牧場を捉えるカット。人間が自然に対し、どこまでも小さい。

 後半、空にいる“何か”がはっきりと姿を見せる場面になると、画面はどこまでも“荘厳”になっていく。ジャンル分けすると「モンスター映画」「パニックホラー映画」ということになるのだけど、そこで表現されているのは恐ろしさではなく、美しさ。映画の最後、空にいる“何か”が真の姿を見せるシーン、恐ろしさもあるのだけど、光が差し込んでどこまでも美しい。自然の風景と一体となって、もはや神々しくもある。
 空にいる“何か”はいわゆるな“怪物”ではなく、「野生」あるいは「神」の象徴。そこはやはり一流のカメラマンが撮影しているから、バッチリはまっている。ちゃんと映像で語るシーン作りになっている。
 ただ1つ引っ掛かりがあって、ストリーミング配信で見ていたのだけど、夜のシーンはブロックノイズ出まくり……。きっと4KHDRだったら、ああいう場面もくっきり映っていたんだろうな……。

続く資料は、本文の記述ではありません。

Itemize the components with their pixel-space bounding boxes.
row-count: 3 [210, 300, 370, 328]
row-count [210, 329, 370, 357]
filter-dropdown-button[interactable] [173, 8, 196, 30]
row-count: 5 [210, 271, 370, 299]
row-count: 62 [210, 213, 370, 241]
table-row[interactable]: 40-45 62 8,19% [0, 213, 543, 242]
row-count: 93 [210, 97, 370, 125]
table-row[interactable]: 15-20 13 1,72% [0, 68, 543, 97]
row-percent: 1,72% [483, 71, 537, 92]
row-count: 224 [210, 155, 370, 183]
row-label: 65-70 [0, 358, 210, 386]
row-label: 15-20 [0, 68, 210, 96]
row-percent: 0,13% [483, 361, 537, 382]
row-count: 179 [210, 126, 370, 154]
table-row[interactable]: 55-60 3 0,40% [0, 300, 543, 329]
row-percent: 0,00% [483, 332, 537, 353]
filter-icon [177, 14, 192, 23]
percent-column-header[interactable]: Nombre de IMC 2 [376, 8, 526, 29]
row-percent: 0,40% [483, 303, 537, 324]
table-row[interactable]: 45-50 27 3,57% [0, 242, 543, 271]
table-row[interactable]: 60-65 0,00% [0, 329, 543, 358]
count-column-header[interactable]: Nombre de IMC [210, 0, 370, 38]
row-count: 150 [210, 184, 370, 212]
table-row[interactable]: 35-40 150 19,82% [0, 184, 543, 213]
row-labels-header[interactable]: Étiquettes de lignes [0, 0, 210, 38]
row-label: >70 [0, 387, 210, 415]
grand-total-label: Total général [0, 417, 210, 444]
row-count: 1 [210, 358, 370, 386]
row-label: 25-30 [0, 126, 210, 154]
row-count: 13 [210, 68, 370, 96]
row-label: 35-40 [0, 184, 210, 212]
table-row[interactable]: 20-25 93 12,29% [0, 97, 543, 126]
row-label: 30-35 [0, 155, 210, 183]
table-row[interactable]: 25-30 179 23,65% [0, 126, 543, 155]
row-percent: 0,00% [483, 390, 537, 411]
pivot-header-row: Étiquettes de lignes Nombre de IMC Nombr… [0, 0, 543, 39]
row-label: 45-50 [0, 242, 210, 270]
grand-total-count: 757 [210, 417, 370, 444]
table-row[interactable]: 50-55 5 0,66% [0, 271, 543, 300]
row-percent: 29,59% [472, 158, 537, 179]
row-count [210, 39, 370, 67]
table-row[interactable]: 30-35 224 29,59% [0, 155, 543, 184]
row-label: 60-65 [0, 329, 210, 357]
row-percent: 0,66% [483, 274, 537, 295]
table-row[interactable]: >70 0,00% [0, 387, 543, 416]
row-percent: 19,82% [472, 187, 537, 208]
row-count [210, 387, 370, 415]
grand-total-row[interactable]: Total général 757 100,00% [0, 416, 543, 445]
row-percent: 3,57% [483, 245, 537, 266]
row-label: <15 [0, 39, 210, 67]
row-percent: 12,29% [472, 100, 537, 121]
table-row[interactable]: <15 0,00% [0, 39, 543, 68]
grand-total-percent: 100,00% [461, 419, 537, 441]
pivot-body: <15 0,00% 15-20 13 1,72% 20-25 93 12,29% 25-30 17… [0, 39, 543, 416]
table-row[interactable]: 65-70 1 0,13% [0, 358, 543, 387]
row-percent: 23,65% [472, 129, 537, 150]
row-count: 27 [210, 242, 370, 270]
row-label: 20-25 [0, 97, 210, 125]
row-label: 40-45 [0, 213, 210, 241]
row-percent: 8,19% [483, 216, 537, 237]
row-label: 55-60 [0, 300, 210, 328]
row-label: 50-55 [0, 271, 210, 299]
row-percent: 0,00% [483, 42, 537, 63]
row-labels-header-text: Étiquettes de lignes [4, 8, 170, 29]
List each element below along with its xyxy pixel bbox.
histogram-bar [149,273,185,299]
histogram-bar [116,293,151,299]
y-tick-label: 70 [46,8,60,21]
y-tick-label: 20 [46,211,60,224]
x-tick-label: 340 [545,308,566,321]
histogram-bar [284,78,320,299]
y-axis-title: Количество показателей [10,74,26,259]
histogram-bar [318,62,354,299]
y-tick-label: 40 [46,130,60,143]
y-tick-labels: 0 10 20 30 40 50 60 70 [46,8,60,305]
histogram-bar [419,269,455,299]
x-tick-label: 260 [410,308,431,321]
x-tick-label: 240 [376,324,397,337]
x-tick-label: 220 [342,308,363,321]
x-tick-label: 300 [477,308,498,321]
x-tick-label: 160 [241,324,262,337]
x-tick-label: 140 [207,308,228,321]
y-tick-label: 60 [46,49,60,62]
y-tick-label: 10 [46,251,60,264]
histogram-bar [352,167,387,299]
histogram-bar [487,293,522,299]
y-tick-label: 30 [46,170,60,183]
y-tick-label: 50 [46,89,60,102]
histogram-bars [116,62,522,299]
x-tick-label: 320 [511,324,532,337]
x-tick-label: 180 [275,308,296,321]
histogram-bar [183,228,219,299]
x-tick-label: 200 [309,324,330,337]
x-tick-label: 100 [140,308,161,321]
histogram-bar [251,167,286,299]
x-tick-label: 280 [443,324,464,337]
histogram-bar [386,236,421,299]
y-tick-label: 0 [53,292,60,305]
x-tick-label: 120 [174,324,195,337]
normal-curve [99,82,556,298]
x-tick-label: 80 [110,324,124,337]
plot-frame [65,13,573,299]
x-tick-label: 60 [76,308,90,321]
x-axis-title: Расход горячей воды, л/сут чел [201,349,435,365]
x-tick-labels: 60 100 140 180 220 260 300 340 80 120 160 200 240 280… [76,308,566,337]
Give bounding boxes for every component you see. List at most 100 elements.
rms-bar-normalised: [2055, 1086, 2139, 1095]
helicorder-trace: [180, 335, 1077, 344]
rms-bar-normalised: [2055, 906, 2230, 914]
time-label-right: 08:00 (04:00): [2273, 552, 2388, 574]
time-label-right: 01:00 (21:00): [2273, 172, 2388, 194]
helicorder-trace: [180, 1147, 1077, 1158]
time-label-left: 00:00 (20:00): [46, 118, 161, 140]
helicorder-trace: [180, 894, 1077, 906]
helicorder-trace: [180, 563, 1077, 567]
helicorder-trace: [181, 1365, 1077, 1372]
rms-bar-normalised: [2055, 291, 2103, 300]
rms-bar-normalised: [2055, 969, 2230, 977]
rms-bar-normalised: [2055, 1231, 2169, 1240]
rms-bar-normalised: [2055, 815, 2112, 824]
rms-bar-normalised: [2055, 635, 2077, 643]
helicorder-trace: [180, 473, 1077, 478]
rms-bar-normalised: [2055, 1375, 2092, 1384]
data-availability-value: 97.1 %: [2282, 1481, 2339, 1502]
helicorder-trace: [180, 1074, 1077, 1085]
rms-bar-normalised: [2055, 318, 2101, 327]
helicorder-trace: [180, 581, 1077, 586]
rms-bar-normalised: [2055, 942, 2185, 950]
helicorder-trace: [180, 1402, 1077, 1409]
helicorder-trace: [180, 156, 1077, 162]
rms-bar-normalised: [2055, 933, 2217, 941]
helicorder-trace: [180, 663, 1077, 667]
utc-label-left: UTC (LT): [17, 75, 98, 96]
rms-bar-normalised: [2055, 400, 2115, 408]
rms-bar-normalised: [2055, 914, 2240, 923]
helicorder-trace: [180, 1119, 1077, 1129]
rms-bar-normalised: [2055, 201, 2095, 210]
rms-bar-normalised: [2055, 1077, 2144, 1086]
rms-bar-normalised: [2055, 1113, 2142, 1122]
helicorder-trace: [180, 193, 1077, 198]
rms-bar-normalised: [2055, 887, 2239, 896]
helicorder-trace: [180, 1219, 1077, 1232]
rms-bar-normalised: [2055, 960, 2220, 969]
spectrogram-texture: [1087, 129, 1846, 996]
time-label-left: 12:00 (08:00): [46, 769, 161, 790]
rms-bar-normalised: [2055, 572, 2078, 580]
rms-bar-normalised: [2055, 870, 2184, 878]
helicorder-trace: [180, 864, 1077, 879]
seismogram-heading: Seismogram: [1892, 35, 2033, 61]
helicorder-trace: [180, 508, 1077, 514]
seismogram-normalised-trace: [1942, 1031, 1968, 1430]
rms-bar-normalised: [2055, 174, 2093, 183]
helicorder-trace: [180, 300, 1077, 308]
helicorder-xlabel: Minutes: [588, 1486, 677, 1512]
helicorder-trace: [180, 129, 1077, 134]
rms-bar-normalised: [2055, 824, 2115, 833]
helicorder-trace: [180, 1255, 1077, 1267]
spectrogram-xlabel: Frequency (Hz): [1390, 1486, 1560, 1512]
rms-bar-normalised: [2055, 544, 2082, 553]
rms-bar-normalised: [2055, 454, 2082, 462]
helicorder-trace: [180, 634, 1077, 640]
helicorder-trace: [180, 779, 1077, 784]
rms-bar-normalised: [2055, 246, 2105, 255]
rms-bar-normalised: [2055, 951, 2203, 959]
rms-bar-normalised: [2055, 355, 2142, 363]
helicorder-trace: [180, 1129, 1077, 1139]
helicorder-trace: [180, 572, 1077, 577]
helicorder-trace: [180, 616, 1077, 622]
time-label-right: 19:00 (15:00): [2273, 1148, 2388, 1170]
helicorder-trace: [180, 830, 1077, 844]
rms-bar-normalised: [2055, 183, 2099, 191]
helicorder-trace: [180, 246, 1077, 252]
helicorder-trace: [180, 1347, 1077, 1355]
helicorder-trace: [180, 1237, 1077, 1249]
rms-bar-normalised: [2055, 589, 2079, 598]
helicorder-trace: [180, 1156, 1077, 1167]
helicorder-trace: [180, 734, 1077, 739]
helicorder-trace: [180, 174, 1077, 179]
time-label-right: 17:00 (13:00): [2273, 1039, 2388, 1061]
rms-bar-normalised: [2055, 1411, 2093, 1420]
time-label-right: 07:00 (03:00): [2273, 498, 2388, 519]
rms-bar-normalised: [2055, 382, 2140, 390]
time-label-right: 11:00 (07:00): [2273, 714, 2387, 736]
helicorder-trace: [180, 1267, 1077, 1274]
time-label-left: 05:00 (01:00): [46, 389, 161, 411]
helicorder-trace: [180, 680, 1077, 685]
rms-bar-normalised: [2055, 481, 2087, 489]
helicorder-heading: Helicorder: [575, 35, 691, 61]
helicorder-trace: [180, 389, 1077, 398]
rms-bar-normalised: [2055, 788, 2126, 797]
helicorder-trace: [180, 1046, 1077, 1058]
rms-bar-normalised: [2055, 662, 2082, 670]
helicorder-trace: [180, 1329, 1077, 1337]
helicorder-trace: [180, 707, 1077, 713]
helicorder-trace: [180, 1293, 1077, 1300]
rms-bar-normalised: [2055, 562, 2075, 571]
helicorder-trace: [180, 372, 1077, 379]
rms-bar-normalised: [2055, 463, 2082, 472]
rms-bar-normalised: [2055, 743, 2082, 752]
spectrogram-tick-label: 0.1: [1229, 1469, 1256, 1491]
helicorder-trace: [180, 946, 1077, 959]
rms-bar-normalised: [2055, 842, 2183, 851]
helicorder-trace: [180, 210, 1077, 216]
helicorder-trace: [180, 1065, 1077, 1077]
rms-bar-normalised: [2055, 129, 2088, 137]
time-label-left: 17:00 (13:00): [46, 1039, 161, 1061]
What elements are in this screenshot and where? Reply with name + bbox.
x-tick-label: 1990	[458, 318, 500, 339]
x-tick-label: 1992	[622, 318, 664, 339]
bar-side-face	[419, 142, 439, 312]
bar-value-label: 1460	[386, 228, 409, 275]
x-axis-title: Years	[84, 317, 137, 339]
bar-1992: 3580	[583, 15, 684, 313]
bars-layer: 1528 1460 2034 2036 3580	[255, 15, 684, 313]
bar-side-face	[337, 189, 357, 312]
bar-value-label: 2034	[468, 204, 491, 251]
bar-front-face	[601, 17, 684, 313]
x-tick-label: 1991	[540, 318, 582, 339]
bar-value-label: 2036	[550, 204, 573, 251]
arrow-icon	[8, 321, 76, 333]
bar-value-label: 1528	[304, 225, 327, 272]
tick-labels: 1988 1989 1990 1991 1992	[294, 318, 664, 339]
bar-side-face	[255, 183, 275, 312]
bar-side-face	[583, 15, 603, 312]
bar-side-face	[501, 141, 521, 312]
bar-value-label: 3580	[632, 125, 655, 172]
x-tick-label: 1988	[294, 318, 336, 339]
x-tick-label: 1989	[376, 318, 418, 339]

 そういった神のごとき存在を、“忘れられた人たち”が向かい合う。黒人やアジア人。アメリカ社会ではマイノリティの扱いを受けている人たち。そこに、映画の歴史を作ったのに、その存在を忘れ去られているフィルム……というテーマも重なっていく。
 忘れられた人たちが撮ったフィルム。
 ただのエンタメSFモンスターホラー映画ではない。自分たちの「記念碑」をいかにして再現するか。そのことが裏に語られていく。

 ただ、「SFホラー映画」というジャンル分けが厄介なところで……。こういうジャンル分けがされていると、ほとんどの観客は「恐ろしいモンスターが出現して、人間を次々に殺す」……みたいな話を期待してしまう。『NOPE/ノープ』はそういう作品じゃないし、肝心のモンスターはぜんぜん姿を現さない(現代の観客は、「なかなかモンスターが出てこない!」ということに不満を持つ)。たぶん、一般観客評が極端に低かったのは、そういうところだろう。
 だが、そもそも『NOPE/ノープ』はそういう作品ではない。最初のゴジラが「怪獣映画」ではなく、原発を象徴する純然たる「怪物」だったように、この作品もいわゆるな「モンスター」ではなく、純然たる「野生の生き物」。ある意味、怪獣映画の正しい姿を描いている。
 いい作品なのに誤解されやすい作品でもある。そういうところで惜しい作品ともいえる。